OSAMA
(director/writer/editor: Siddiq Barmak; cinematographer: Ebrahim Ghafuri; music: Mohammad Reza Darwishi; cast: Marina Golbahari (Osama), Arif Herati (Espandi), Zubaida Sahar (Mother), Khwaja Nader (Mullah), Hamida Refah (Grandmother); Runtime: 82; MPAA Rating: PG-13; producer: Barmak Films; United Artists; 2003-Afghanistan-in Dari Farsi with English subtitles)
“An unforgettable harrowing examination of the lives of the Afghan people.”
Reviewed by Dennis Schwartz
Director-writer Siddiq Barmak’s “Osama” won a Golden Globe for Best Foreign Film. Barmak is an Afghan filmmaker trained in Moscow in the 1980’s and influenced in the 1990’s by Iranian cinema and by his mentor Mohsen Makhmalbaf. He takes a sledge-hammer approach to the material by stripping the story of any subtlety or sentimentality. That leaves a simple but most effective portrait of the Taliban’s cruelty. It lays out the bleakest of prospects for the Afghani citizens under such an oppressive and misogynistic regime, in a film that is so straightforward and honest and unbearable to comprehend in its depiction of cruelty. There’s a special sense of poetical beauty in the unrelenting suffering the filmmaker presents in such a devastatingly no-nonsense and tough-minded way. “Osama” adds up to being an unforgettable harrowing examination of the lives of the Afghan people in Kabul while under the Taliban’s control. It also leaves one thinking about the lingering problems that exist even after the end of Taliban rule.
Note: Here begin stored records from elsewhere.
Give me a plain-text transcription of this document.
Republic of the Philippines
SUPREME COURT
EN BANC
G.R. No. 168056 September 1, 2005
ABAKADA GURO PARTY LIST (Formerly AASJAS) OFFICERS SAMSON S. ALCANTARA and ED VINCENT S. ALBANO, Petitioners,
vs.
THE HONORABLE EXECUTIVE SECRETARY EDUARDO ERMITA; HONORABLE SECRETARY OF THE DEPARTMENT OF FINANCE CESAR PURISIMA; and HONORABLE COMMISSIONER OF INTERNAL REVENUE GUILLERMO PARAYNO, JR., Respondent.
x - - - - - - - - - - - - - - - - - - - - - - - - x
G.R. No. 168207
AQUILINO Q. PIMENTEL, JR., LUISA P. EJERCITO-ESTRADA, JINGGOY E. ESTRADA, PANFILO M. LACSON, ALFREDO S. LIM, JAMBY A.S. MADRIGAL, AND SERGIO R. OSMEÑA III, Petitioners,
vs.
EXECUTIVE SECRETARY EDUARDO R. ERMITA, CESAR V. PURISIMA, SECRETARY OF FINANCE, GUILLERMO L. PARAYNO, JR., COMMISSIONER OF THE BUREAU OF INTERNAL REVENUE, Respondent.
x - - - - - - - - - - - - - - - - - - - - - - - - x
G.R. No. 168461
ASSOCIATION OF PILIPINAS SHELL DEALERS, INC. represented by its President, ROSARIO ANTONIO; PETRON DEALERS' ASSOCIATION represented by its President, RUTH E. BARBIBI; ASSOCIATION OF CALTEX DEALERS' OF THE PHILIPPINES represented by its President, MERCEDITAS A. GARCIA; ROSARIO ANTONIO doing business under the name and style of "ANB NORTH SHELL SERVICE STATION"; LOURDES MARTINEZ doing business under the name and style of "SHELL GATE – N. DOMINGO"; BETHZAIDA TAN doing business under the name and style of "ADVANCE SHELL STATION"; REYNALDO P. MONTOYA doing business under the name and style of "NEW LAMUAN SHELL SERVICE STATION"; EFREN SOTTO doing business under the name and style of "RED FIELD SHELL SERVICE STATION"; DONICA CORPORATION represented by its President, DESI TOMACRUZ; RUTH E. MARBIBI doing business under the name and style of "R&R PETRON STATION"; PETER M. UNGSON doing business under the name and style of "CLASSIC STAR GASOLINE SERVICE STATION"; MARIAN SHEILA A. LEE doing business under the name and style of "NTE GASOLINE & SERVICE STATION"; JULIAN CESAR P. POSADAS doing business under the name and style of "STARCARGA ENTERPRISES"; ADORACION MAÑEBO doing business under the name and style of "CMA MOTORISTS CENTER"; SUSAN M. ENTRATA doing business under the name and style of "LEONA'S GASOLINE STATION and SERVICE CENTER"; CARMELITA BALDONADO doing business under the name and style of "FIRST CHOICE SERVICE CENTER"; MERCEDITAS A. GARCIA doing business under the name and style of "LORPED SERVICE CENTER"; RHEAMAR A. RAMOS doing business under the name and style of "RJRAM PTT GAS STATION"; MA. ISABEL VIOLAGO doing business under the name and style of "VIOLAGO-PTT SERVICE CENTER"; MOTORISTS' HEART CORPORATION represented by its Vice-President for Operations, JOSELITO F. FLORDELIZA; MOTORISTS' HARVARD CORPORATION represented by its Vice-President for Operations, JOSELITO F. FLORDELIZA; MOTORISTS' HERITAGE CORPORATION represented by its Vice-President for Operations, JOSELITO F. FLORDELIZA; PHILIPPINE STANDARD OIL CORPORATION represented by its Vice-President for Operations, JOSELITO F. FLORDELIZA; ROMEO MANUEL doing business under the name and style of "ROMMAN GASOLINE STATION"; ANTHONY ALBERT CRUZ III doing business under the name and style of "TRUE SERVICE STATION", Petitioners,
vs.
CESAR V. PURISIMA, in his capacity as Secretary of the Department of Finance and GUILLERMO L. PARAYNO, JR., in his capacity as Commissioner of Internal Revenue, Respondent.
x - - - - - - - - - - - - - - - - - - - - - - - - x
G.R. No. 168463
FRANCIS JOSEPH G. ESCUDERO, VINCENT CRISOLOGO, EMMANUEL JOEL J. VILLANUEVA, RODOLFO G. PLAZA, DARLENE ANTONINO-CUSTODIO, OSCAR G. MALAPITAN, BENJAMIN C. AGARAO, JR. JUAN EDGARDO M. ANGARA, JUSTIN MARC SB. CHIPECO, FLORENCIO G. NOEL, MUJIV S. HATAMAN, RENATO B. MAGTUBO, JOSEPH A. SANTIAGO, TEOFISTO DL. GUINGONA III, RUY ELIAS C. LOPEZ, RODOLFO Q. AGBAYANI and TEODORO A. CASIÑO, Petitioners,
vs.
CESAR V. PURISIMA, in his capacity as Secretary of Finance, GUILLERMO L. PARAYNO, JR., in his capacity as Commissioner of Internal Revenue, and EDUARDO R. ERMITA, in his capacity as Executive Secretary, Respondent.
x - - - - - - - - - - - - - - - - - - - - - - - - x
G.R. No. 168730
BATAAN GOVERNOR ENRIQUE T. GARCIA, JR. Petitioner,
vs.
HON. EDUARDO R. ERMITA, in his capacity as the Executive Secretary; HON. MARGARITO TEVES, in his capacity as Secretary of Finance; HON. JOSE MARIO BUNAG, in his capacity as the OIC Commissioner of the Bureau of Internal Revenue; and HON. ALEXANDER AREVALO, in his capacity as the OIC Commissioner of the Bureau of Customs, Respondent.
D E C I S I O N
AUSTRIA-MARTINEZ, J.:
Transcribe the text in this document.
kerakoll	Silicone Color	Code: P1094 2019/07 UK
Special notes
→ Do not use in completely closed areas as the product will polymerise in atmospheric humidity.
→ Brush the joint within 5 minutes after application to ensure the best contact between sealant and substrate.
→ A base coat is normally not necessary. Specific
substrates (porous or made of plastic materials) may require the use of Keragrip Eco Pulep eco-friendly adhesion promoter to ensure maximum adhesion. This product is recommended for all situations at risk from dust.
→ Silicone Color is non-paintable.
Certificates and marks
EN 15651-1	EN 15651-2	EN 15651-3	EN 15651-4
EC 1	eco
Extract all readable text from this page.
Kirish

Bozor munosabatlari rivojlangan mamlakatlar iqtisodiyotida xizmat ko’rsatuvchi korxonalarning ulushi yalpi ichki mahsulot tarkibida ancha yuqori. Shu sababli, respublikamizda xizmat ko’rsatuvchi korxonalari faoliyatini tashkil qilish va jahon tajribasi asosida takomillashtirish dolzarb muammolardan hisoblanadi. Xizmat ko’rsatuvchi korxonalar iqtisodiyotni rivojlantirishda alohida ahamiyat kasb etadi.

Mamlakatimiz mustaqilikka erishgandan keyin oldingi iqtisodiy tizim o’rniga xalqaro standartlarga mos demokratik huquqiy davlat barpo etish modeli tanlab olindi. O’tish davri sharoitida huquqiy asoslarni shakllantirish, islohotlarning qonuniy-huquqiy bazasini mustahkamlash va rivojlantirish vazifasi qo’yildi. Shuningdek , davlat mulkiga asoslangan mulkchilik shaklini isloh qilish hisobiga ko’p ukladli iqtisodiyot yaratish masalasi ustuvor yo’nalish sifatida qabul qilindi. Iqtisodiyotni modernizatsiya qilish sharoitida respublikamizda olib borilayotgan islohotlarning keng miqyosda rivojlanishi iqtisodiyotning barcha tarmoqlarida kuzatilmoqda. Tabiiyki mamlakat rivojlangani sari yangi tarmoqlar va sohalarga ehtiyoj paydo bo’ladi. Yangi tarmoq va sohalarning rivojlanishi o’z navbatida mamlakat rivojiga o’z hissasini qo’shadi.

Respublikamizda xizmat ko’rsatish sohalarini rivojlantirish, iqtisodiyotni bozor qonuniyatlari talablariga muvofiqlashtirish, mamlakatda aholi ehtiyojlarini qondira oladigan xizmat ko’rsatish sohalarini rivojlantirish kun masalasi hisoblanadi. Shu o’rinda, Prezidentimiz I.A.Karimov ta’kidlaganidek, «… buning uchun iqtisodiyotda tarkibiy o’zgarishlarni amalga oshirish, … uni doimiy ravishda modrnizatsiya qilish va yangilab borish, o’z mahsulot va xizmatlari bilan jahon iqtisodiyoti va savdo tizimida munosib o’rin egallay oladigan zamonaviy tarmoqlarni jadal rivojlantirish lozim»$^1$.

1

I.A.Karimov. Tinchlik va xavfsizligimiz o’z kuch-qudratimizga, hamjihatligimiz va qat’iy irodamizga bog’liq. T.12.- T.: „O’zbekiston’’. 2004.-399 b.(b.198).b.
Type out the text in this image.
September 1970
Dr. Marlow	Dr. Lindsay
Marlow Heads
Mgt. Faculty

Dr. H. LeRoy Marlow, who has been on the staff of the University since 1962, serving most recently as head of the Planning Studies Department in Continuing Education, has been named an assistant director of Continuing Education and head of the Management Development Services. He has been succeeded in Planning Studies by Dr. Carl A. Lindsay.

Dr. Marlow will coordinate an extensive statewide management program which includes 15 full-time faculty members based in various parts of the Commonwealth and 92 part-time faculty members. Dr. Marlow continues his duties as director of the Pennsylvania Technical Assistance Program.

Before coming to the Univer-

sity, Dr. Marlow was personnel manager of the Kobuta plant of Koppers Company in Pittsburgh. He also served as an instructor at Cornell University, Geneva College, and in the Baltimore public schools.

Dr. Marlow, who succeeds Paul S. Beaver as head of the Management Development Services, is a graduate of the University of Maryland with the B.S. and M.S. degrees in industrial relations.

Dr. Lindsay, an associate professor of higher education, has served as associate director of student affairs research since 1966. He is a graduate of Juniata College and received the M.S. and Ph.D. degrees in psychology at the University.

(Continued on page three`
The actors are all nonprofessionals, recruited from within the city of Kabul, and do a wonderful job depicting the tragic historical events that are fictionalized. There is never any doubt about the actors knowing and feeling this story in their hearts, and about the film’s authenticity.
Osama, the first movie to be made in post-Taliban Afghanistan, is the story of a 12-year old girl (Marina Golbahari) who on the insistence of her widowed mother (Zubaida Sahar) and grandmother (Hamida Refah) must disguise herself as a boy to support her family after her breadwinner father and brother have died in the wars. The mother secretly works in the financially strapped hospital posing as a doctor, where she aids the foreign doctors. But the director left, the foreign doctors are arrested, no woman is allowed to openly work in the hospital or for that matter in Kabul, and so the facility closes. Since there’s no man at home, the women can’t leave the house without a male escort and therefore are faced with literally starving to death unless they do something drastic.
After the credits there’s a quote from Nelson Mandela: ”I can forgive, but I cannot forget,” which might explain the filmmaker’s attitude of despising the cruel actions of the Taliban but at the same time he shows them no hatred or does he call for revenge.
The film opens to a protest for the women’s right to work conducted entirely by women shrouded in sky-blue-burkas, but the street demonstration is broken up upon the arrival of the Taliban who disperse the crowd with grenade launchers and water hoses. They also make a number of arrests. Espandi (Arif Herati) is a street beggar, around 12, who boldly approaches members of the crowd with an incense to ward off the evil eye and also offers a local pray to any donor. His day is made when he gets a dollar from a foreign journalist with a camera, a tabu object that will later get him into serious trouble with the Taliban. Meanwhile the forlorn mother and heroine daughter rush home in terror, as they get caught in the middle of the protest and run from the Taliban firing live ammunition in the air.
At home they are faced with starvation and have no choice but to disguise the girl as a boy, which could be a death sentence if she is caught by the Taliban. Granny believes no one will recognize her if she cuts her hair short and puts on her father’s clothes and goes out on the street cross-dressed with a skullcap. The mother goes with her to an old Russian war acquaintance of her husband’s, who recently opened up a grocery shop, and makes arrangements with the kindly man to hire her daughter as a boy worker. But a mullah comes by the store and takes the worker, he assumes is a boy, off to be indoctrinated with many other boys in a bin Laden Islamic military school/camp run by the Taliban. The girl is fearful of being discovered and shows no survival skills but is temporarily protected by the street-wise Espandi, also rounded up, who recognizes her but tells the others that she is a boy named Osama. But there are those Islamic fundamentalist sex education lessons and climbing trees with the other boys that she can’t deal with that soon gives her away, and we are left to watch in horror the sadistic Taliban operate their holy laws in the name of God.
Funding for the film was from the Iranian Ministry Of Culture and from Makhmalbaf’s Film House.